En vísperas de que concluya el año 2010, y a una década de la alternancia en la conducción política del país, el panorama mexicano en el ámbito de los derechos humanos es angustioso y exasperante. Las ejecuciones extrajudiciales, las desapariciones forzadas, la tortura, la falta de vigencia de derechos sociales y económicos, la persistencia de la impunidad, la persecución y criminalización de disidencias sociales y políticas y los ataques a la libertad de expresión siguen siendo una realidad cotidiana y lacerante, y a ello se suma la doble moral y la falta de voluntad de las autoridades para hacer valer sentencias y recomendaciones de organismos internacionales en esta materia. Son significativos, al respecto, los señalamientos de distintos especialistas, reproducidos en esta edición, sobre la falta de acatamiento, por parte del gobierno, de las sentencias emitidas por la Corte Interamericana de Derechos Humanos (CIDH) contra México por diversos casos de abusos.
Aunque el cambio de siglas y colores en la titularidad del Ejecutivo alentó la esperanza de que se produjera un viraje en esa materia respecto del pasado reciente –el referente inmediato era la política de contrainsurgencia zedillista y los constantes atropellos cometidos bajo las presidencias del tricolor–, garantizar la vigencia de los derechos humanos en el país no ha sido precisamente prioritario para los sucesivos gobiernos panistas. Vicente Fox se presentaba a sí mismo como un decidido defensor y promotor del respeto a las garantías individuales en otros países, pero en el ámbito interno su compromiso con el tema fue meramente retórico, y su administración concluyó entre graves y masivos atropellos a los derechos humanos –Oaxaca, Lázaro Cárdenas, Texcoco-Atenco– por parte de las autoridades estatales y federales.

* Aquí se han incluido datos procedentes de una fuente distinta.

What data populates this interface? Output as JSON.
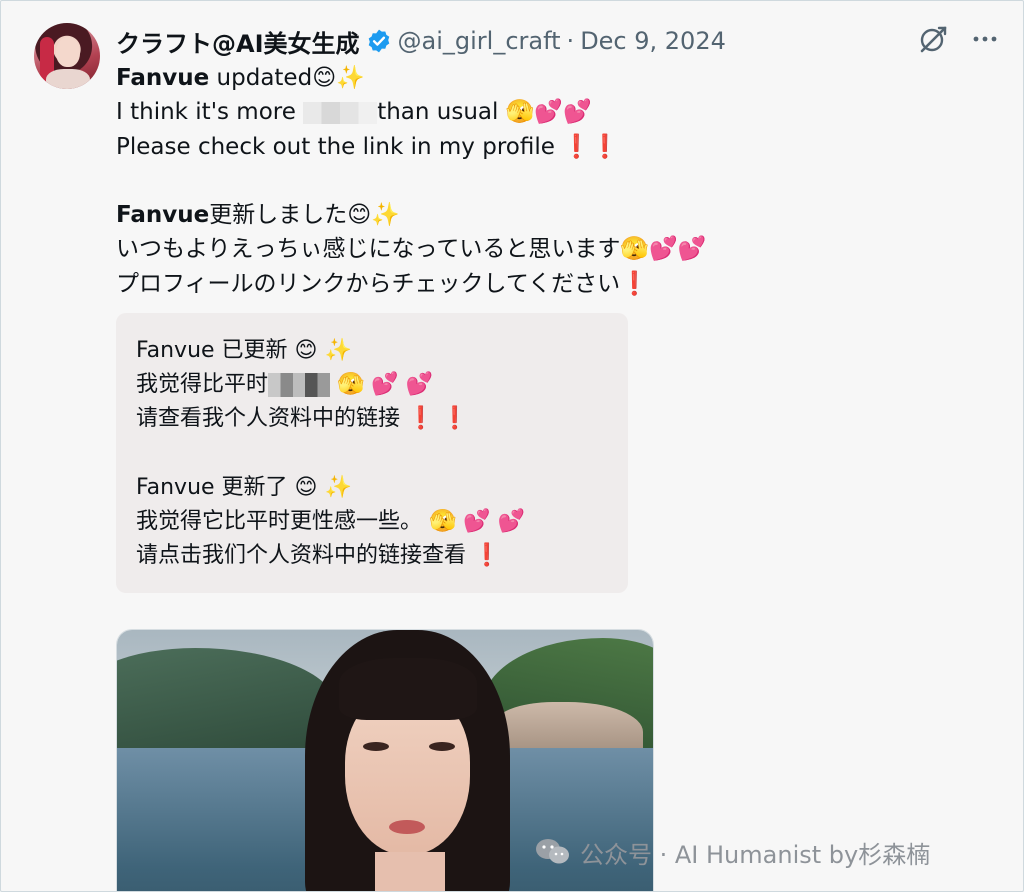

En lo que va de la administración de Felipe Calderón, el tema de los derechos humanos ha transitado de la indiferencia y la exclusión en la agenda gubernamental al manejo distorsionado en el discurso oficial, desde donde se insiste en equívocos como que la principal amenaza a las garantías individuales son los grupos de delincuentes, cuando los atropellos a derechos básicos son, por definición, correlativos a acciones u omisiones del Estado. A renglón seguido, en el contexto de los operativos policiaco-militares de la guerra contra el narcotráfico que declaró Calderón a días de su llegada al cargo, se han perpetrado numerosos abusos de poder contra la población civil, incluido el asesinato de inocentes por elementos de las fuerzas públicas. En los cuatro años de la actual administración, por añadidura, las autoridades federales han criminalizado la protesta social, han continuado con la aberrante práctica de fabricar culpables y se han abstenido de iniciar averiguaciones por los actos de barbarie represiva cometidos en sexenios anteriores, a pesar de que eso ha sido un reclamo fundamental de instancias como la propia CIDH.
Es decir, durante la última década, lejos de fortalecerse la legalidad, ésta ha sido debilitada en uno de sus aspectos fundamentales: la observancia de las garantías individuales por parte de la autoridad. La congruencia elemental indicaría que, si se tratase de hacer valer plenamente la legalidad y el estado de derecho –como el discurso oficial insiste cada vez que hay oportunidad–, es necesario emprender en este terreno, como en otros, un viraje inequívoco, a fin de empezar a remontar la catástrofe de derechos humanos en que se encuentra el país tras 10 años de presidencias panistas.